O governo de Sergipe anunciou nesta quarta-feira (25/2) a conclusão das negociações com a Mitsui Gás e Energia para assumir 100% da Sergas, a distribuidora estadual de gás canalizado. A expectativa é que o contrato seja assinado e o negócio seja liquidado até o fim de março.
Após mais de um ano de negociações, o Estado vai adquirir a fatia da companhia japonesa, correspondente a 41,5% do capital total da Sergas – o que equivale a 24,5% das ações ordinárias e 50% das ações preferenciais.

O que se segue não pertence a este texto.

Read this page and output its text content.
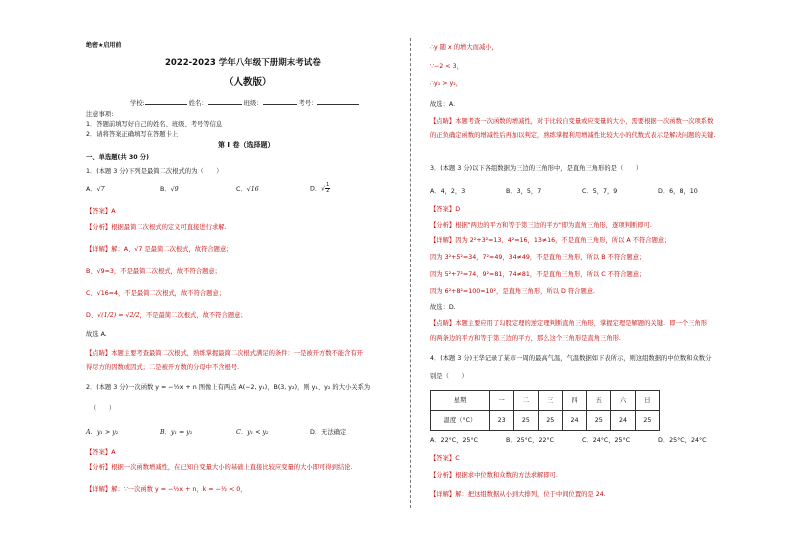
绝密★启用前
2022-2023 学年八年级下册期末考试卷
（人教版）
学校:	姓名：	班级：	考号：
注意事项:
1．答题前填写好自己的姓名、班级、考号等信息
2．请将答案正确填写在答题卡上
第 I 卷（选择题）
一、单选题(共 30 分)
1．(本题 3 分)下列是最简二次根式的为（　　）
A．√7	B．√9	C．√16	D．√ $\frac{1}{2}$
【答案】A
【分析】根据最简二次根式的定义可直接进行求解.
【详解】解：A、√7 是最简二次根式，故符合题意；
B、√9=3，不是最简二次根式，故不符合题意；
C、√16=4，不是最简二次根式，故不符合题意；
D、√(1/2) = √2/2，不是最简二次根式，故不符合题意；
故选 A.
【点睛】本题主要考查最简二次根式，熟练掌握最简二次根式满足的条件：一是被开方数不能含有开
得尽方的因数或因式；二是被开方数的分母中不含根号.
2．(本题 3 分)一次函数 y = −½x + n 图像上有两点 A(−2, y₁)，B(3, y₂)，则 y₁、y₂ 的大小关系为
（　　）
A．y₁ > y₂	B．y₁ = y₂	C．y₁ < y₂	D．无法确定
【答案】A
【分析】根据一次函数增减性，在已知自变量大小的基础上直接比较应变量的大小即可得到结论.
【详解】解：∵一次函数 y = −½x + n，k = −½ < 0，
∴y 随 x 的增大而减小，
∵−2 < 3，
∴y₁ > y₂，
故选：A.
【点睛】本题考查一次函数的增减性，对于比较自变量或应变量的大小，需要根据一次函数一次项系数
的正负确定函数的增减性后再加以判定，熟练掌握利用增减性比较大小的代数式表示是解决问题的关键.
3．(本题 3 分)以下各组数据为三边的三角形中，是直角三角形的是（　　）
A．4，2，3	B．3，5，7	C．5，7，9	D．6，8，10
【答案】D
【分析】根据"两边的平方和等于第三边的平方"即为直角三角形，逐项判断即可.
【详解】因为 2²+3²=13，4²=16，13≠16，不是直角三角形，所以 A 不符合题意；
因为 3²+5²=34，7²=49，34≠49，不是直角三角形，所以 B 不符合题意；
因为 5²+7²=74，9²=81，74≠81，不是直角三角形，所以 C 不符合题意；
因为 6²+8²=100=10²，是直角三角形，所以 D 符合题意.
故选：D.
【点睛】本题主要应用了勾股定理的逆定理判断直角三角形，掌握定理是解题的关键．即一个三角形
的两条边的平方和等于第三边的平方，那么这个三角形是直角三角形.
4．(本题 3 分)王华记录了某市一周的最高气温，气温数据如下表所示，则这组数据的中位数和众数分
别是（　　）
星期	一	二	三	四	五	六	日
温度（°C）	23	25	25	24	25	24	25
A．22°C，25°C	B．25°C，22°C	C．24°C，25°C	D．25°C，24°C
【答案】C
【分析】根据求中位数和众数的方法求解即可.
【详解】解：把这组数据从小到大排列，位于中间位置的是 24.
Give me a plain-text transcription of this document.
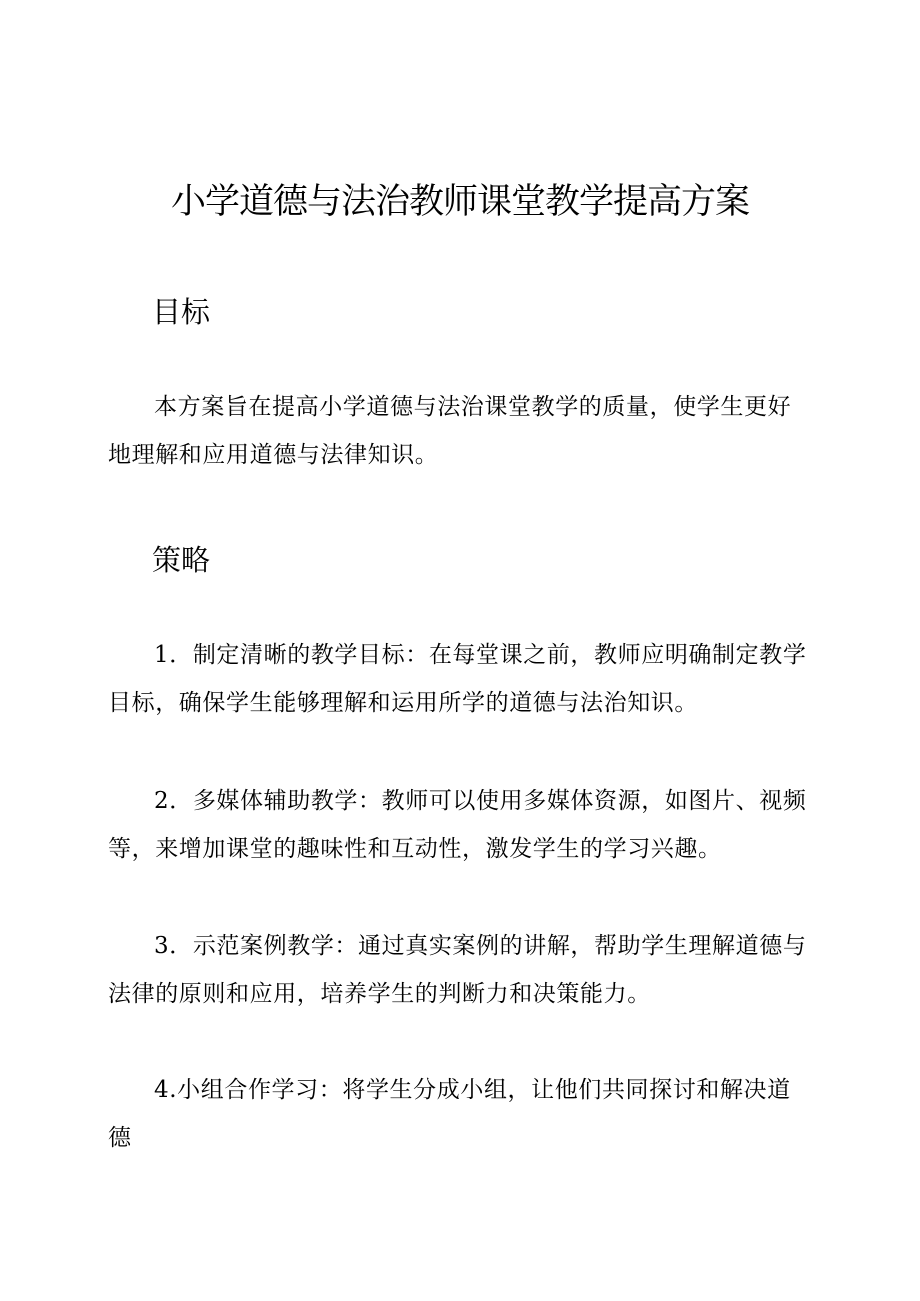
小学道德与法治教师课堂教学提高方案
目标

本方案旨在提高小学道德与法治课堂教学的质量，使学生更好地理解和应用道德与法律知识。

策略

1．制定清晰的教学目标：在每堂课之前，教师应明确制定教学目标，确保学生能够理解和运用所学的道德与法治知识。

2．多媒体辅助教学：教师可以使用多媒体资源，如图片、视频等，来增加课堂的趣味性和互动性，激发学生的学习兴趣。

3．示范案例教学：通过真实案例的讲解，帮助学生理解道德与法律的原则和应用，培养学生的判断力和决策能力。

4.小组合作学习：将学生分成小组，让他们共同探讨和解决道德
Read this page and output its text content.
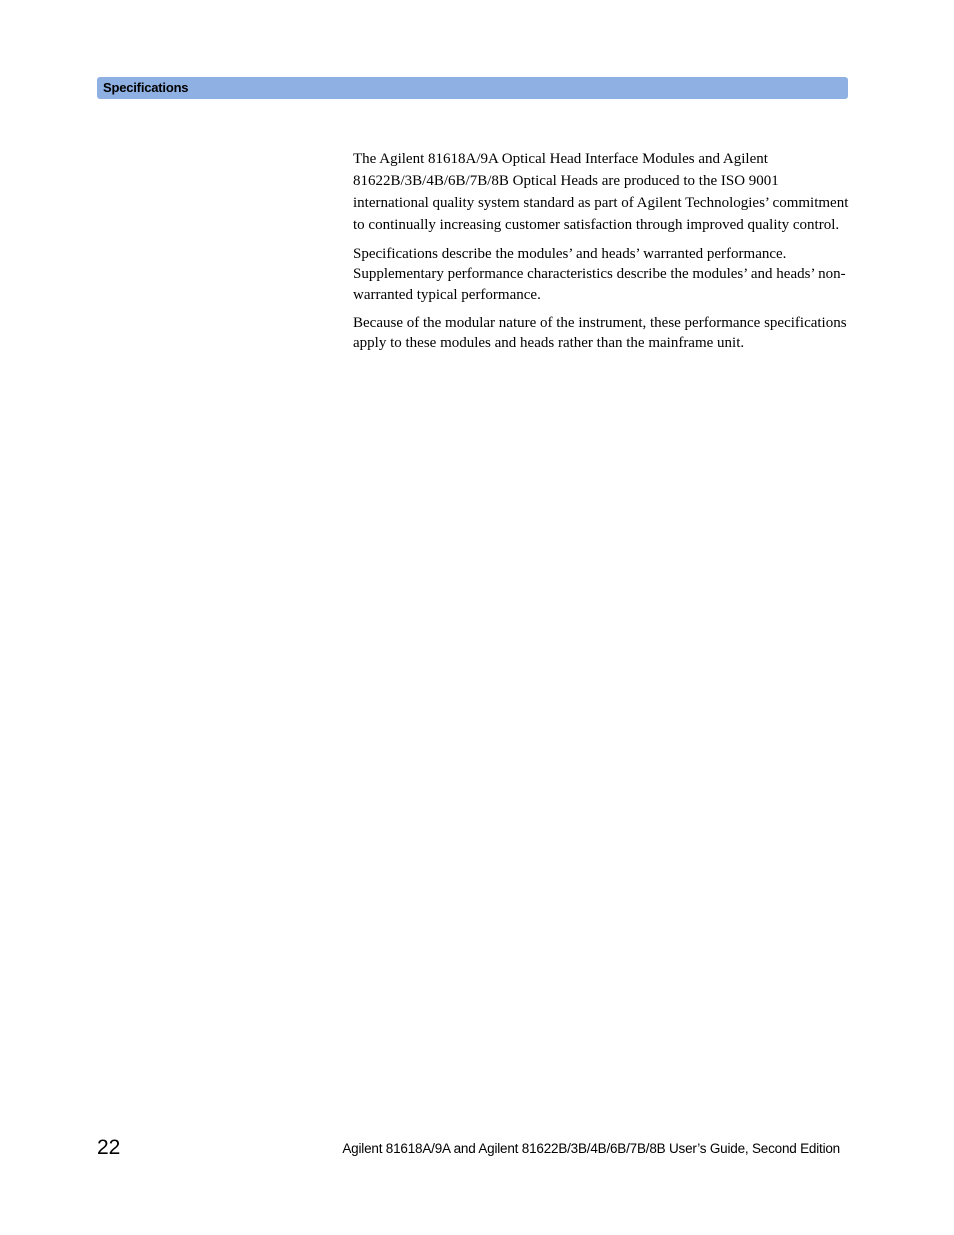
Specifications

The Agilent 81618A/9A Optical Head Interface Modules and Agilent 81622B/3B/4B/6B/7B/8B Optical Heads are produced to the ISO 9001 international quality system standard as part of Agilent Technologies’ commitment to continually increasing customer satisfaction through improved quality control.

Specifications describe the modules’ and heads’ warranted performance. Supplementary performance characteristics describe the modules’ and heads’ non-warranted typical performance.

Because of the modular nature of the instrument, these performance specifications apply to these modules and heads rather than the mainframe unit.

22	Agilent 81618A/9A and Agilent 81622B/3B/4B/6B/7B/8B User’s Guide, Second Edition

A saída do único sócio privado da Sergas abre caminho para que o governo de Fábio Mitidieri (PSD) avance com os planos de revisão dos termos econômicos do contrato de concessão de gás.
O governo estadual vê necessidade de atualizar o contrato, do início da década de 1990, à atual realidade do mercado, como forma de aumentar a competitividade do gás no estado. E abriu um debate, em 2024, sobre uma possível revisão da taxa de retorno dos investimentos da Sergas.
A Agrese, agência reguladora de Sergipe, chegou a recomendar que o governo estadual relicitasse a Sergas – ou até mesmo criasse uma 2ª área de concessão de gás canalizado no estado, caso não chegasse a um acordo com a Mitsui sobre a revisão dos termos econômicos do contrato da distribuidora.
Sergipe faz 2ª aquisição de ações na Sergas
Esta é a segunda ampliação da fatia do Estado no capital da Sergas, na esteira das discussões de atualização do contrato de concessão.
Em 2024, o Estado já havia assumido participação majoritária na Sergas, a partir da compra da fatia da Norgás.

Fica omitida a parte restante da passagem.